Przyjezdni w pierwszej połowie byli tylko tłem dla rozpędzonych Kanonierów, mieli problem żeby w ogóle wyjść z piłką z własnej połowy. Brak widać było osoby odpowiedzialnej za kreowanie akcji, a Buendia, który miał wejść w buty Jacka Grealisha póki co zawodzi na całej linii. Na grę piłkarza, który miał stać się gwiazdą Premier League patrzy się naprawdę ciężko – ma on problemy z utrzymaniem piłki przy nodze, duża część jego podań jest niedokładna i co gorsza, nie widać w nim tej pewności siebie, którą imponował w Championship. Podobnie możnaby z resztą określić całą drużynę Aston Villi, no może poza paroma wyjątkami. Czy dziś podopieczni Deana Smitha pokażą się z lepszej strony?
O to nie będzie łatwo, bowiem w gości przyjedzie zespół, który bardzo dobrze wszedł w nowy sezon. West Ham United, bo o nim mowa, póki co nie ma problemów z radzeniem sobie z grą na dwóch frontach. Więcej! Młoty spisują się wyśmienicie w Premier League, na poważnie podeszli do rozgrywek Ligi Konferencji, a w Carabao Cup pokonali już obydwie ekipy z Manchesteru. Kapitalnie wygląda przede wszystkim organizacja gry w defensywie. Na początku sezonu Łukasz Fabiański miał sporo pracy i puszczał bramki, jednak 3 poprzednie występy Młotów to mecze na 0 z tyłu. A trzeba pamiętać, że mierzyli się oni nie z byle kim, bowiem na rozkładzie mieli Tottenham, czy Manchester City.
Statystyki:
- Aston Villa zajmuje 13. miejsce w tabeli, zdobyła dotychczas 10 punktów.

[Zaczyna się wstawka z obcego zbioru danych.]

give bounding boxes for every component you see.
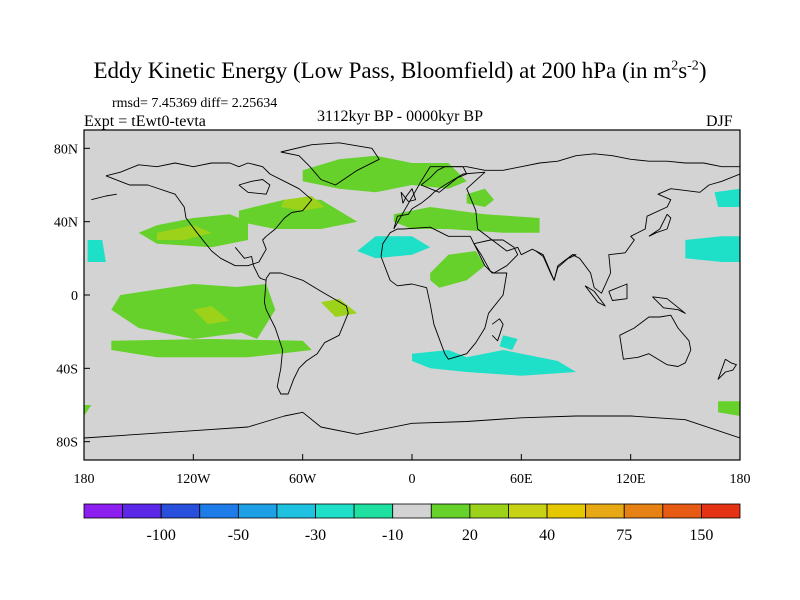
colorbar-label: -10 [382,527,403,544]
x-tick-label: 120E [616,472,646,487]
colorbar-swatch [508,503,548,519]
colorbar-swatch [315,503,355,519]
colorbar-swatch [237,503,278,519]
anomaly-region [718,401,740,416]
experiment-label: Expt = tEwt0-tevta [84,113,206,130]
period-label: 3112kyr BP - 0000kyr BP [317,108,483,125]
colorbar-label: 150 [689,527,713,544]
coastline-scandinavia [420,166,468,193]
anomaly-region [714,188,740,207]
page-title: Eddy Kinetic Energy (Low Pass, Bloomfiel… [93,58,707,83]
coastline-madagascar [491,318,504,342]
anomaly-region [229,284,276,339]
anomaly-region [357,236,431,259]
y-tick-label: 80S [56,436,78,451]
season-label: DJF [706,113,733,130]
coastline-new-zealand [717,358,737,380]
colorbar-swatch [392,503,432,519]
colorbar-swatch [430,503,471,519]
anomaly-region [499,335,518,350]
coastline-japan [648,213,672,237]
x-axis: 180 120W 60W 0 60E 120E 180 [74,454,751,487]
colorbar [83,503,741,519]
colorbar-labels: -100 -50 -30 -10 20 40 75 150 [147,527,714,544]
coastline-south-america [263,272,349,395]
colorbar-label: -50 [228,527,249,544]
colorbar-swatch [199,503,239,519]
colorbar-label: -30 [305,527,326,544]
coastline-borneo-indonesia [608,283,628,301]
anomaly-region [685,236,740,262]
anomaly-region [430,251,485,288]
colorbar-swatch [546,503,587,519]
coastline-antarctica [84,411,740,439]
colorbar-label: 40 [539,527,555,544]
coastline-africa [380,226,508,360]
colorbar-label: 75 [616,527,632,544]
colorbar-swatch [585,503,625,519]
x-tick-label: 120W [176,472,211,487]
colorbar-swatch [122,503,162,519]
anomaly-region [238,199,358,229]
colorbar-label: 20 [462,527,478,544]
anomaly-region [156,225,212,240]
coastline-europe-asia [393,153,740,294]
coastline-new-guinea [652,296,686,314]
colorbar-swatch [662,503,702,519]
coastline-australia [619,314,692,367]
coastline-gulf-of-mexico-yucatan [234,247,267,281]
x-tick-label: 0 [409,472,416,487]
colorbar-swatch [353,503,394,519]
colorbar-swatch [160,503,201,519]
coastline-greenland [280,142,380,186]
y-tick-label: 40S [56,362,78,377]
anomaly-region [111,339,312,358]
coastline-alaska-islands [91,193,117,201]
coastline-sumatra [584,285,606,307]
anomaly-region [111,284,267,339]
anomaly-region [84,405,92,416]
coastline-uk [400,188,417,204]
statistics-label: rmsd= 7.45369 diff= 2.25634 [112,96,278,111]
colorbar-label: -100 [147,527,176,544]
y-tick-label: 80N [54,142,78,157]
anomaly-region [393,207,540,233]
colorbar-swatch [469,503,509,519]
anomaly-region [193,306,230,325]
anomaly-region [280,196,325,211]
y-tick-label: 40N [54,216,78,231]
x-tick-label: 60E [510,472,533,487]
coastlines [84,142,740,439]
colorbar-swatch [623,503,664,519]
anomaly-fills [84,155,740,416]
coastline-arabian-peninsula [473,239,519,274]
colorbar-swatch [276,503,316,519]
y-tick-label: 0 [71,289,78,304]
x-tick-label: 60W [289,472,317,487]
coastline-hudson-bay [238,179,271,195]
anomaly-region [87,240,106,262]
anomaly-region [302,155,467,193]
anomaly-region [466,188,494,207]
colorbar-swatch [701,503,741,519]
x-tick-label: 180 [730,472,751,487]
coastline-india [535,250,577,281]
colorbar-swatch [83,503,123,519]
anomaly-region [412,350,576,376]
coastline-north-america [105,162,313,267]
x-tick-label: 180 [74,472,95,487]
y-axis: 80N 40N 0 40S 80S [54,142,90,451]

- Zespół z Birmingham przegrał 3 ostatnie mecze ligowe.
- Podopieczni Deana Smitha stracili 15 bramek w 9 spotkaniach Premier League.
- West Ham z dorobkiem 17 oczek zajmuje 4. pozycję w lidze.
- Młoty wygrały poprzedni mecz ligowy z Tottenhamem 1:0.
- Londyńczycy nie stracili gola w 4 poprzednich spotkaniach.
- West Ham w tym sezonie ligowym nie przegrał meczu wyjazdowego (3 wygrane i 1 remis).
Podsumowanie:
Jeżeli miałbym porównywać potencjał piłkarski obu ekip, to powiedziałbym, że jest on bardzo podobny, a może nawet wskazał lekko na Aston Villę. Problem w tym, że póki co jest to zlepek indywidualności nie tworzący kolektywu. Dean Smith ma spory ból głowy, jak sprawić, by jego zawodnicy zaczęli w większym stopniu współpracować ze sobą i co najważniejsze, lepiej punktować. Na dzień dzisiejszy lepszym i bardziej wyrachowanym zespołem jest West Ham United. W moim odczuciu Młoty wywiozą z Birmingham minimum 1 oczko.